Prologue–An Ode to Aldana
One of my great fortunes in recent years has been my acquaintance with Raquel Aldana. Raquel was hired in 2017 as the inaugural Associate Vice Chancellor of Academic Diversity in the newly-created office of the Vice Chancellor for Diversity, Equity and Inclusion. As a graduate student researcher in the office at the time and eventually a staff analyst, I was assigned to her portfolio and worked under her supervision for three years. Her academic background is as a ridiculously accomplished law professor and she now teaches at the UC Davis School of Law.
In 2020, in her work as a scholar of law and immigration she invited me to contribute to an article on the Warren Court, “A Look Back at the Warren Court’s Due Process Revolution Through the Lens of Immigrants,” to frame the historical context of the limited due process protections immigrants received, particularly when compared to those afforded criminal defendants, during the Warren Court years. Her mentorship and willingness to share a byline with the likes of me remains one of my most treasured intellectual gifts.
And now, I am again the beneficiary of her generosity, assisting her and a team of psychologists, public health practitioners, and lawyers examining the use of forensic assessments of trauma in humanitarian visa petitions by immigrants. As we note in the description of the project:
Currently, immigration cases unduly rely on a petitioning immigrant’s testimony to satisfy the high burden of establishing requisite trauma or harm in humanitarian visas. Yet, due to legal standards for assessing credibility—such as requiring consistency in the narrative and recollection of details about traumatic events—that are inconsistent with the psychological effects of trauma, immigration petitioners often fare poorly and can be re-traumatized in the process.
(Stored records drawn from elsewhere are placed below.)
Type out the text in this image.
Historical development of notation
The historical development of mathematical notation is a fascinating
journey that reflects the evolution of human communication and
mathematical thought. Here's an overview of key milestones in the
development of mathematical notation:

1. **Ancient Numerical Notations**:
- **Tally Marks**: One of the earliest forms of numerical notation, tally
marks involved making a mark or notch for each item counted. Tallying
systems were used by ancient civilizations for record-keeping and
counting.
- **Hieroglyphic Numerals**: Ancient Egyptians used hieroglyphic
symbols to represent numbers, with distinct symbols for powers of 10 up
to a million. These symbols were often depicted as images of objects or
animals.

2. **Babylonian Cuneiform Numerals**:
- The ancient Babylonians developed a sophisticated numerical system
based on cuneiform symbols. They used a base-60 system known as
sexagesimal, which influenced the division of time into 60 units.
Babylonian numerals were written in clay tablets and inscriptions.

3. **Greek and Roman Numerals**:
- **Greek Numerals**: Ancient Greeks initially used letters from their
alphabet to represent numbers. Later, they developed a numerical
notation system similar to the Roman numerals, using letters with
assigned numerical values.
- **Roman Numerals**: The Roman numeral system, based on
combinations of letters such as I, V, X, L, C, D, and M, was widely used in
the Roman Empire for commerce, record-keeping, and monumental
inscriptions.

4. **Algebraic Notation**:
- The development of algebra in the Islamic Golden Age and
Although the project is just getting underway, we have started to chart out a path for a future journal article that describes the current state of those assessments and the ways in which the fields of immigration policy, law, and psychology have developed in their use over the past century. My initial inquiry documented here describes the work of mental health professionals in immigration cases in the late nineteenth and early twentieth centuries.
It will probably come as no great surprise that the role of mental health professionals involved in immigration proceedings reflected the prevailing attitudes regarding strict enforcement of the new federal laws. They worked as agents of the government and not as advocates for immigrants. The evaluation of an immigrant’s mental fitness, once it became a subject of scrutiny beginning in 1891, resided first within a more general medical inspection procedure and gradually, in response to the advocacy of eugenicists, was turned over to specialist trained in the developing field of psychology applying the newest tests of intelligence. Over the course of the thirty years examined here (~1891-1921), the effective role of the mental health professional was to act as another “gatekeeper” of the United States.
Origins of Exclusion
The origins of immigration policy in the United States is a story that has been well told.[1] The impetus for the 1875 Page Law and the more meaningful 1882 Chinese Exclusion Act came from a variety of sources with west coast labor agitators initially as some of the loudest and most violent supporters. At its core, however, the desire to limit Asian immigration, and eventually almost all immigration, was racism. As part of that racist heritage in both the details of the law and its implementation, were procedures that viewed immigrants from non-Northern European countries with suspicion. From the first exercise of congressional authority to legislate on immigration in 1875, the intent has been to limit who could seek residency in the United States. It is with this basic fact in mind that we must understand the early role of public health officials in immigration proceedings.
Grounds for Exclusion
The grounds for exclusion began narrow and enforcement required little more than the judgement of a local customs official, but over time widened with each new act of Congress. The 1882 exclusion act prohibited “the coming of Chinese laborers to the United States” and the collector of customs or his deputy were charged with enforcement.[2] In 1891, Congress took the opportunity of renewing the exclusion act for an additional ten years and greatly expanded the grounds for exclusion that reached well beyond the Chinese and for the first time included reference to an immigrant’s mental state. Among others, the new law prohibited granting entry to “All idiots, insane persons, paupers or persons likely to become a public charge, persons suffering from a loathsome or a dangerous contagious disease, persons who have been convicted of a felony or other infamous crime or misdemeanor involving moral turpitude.”[3]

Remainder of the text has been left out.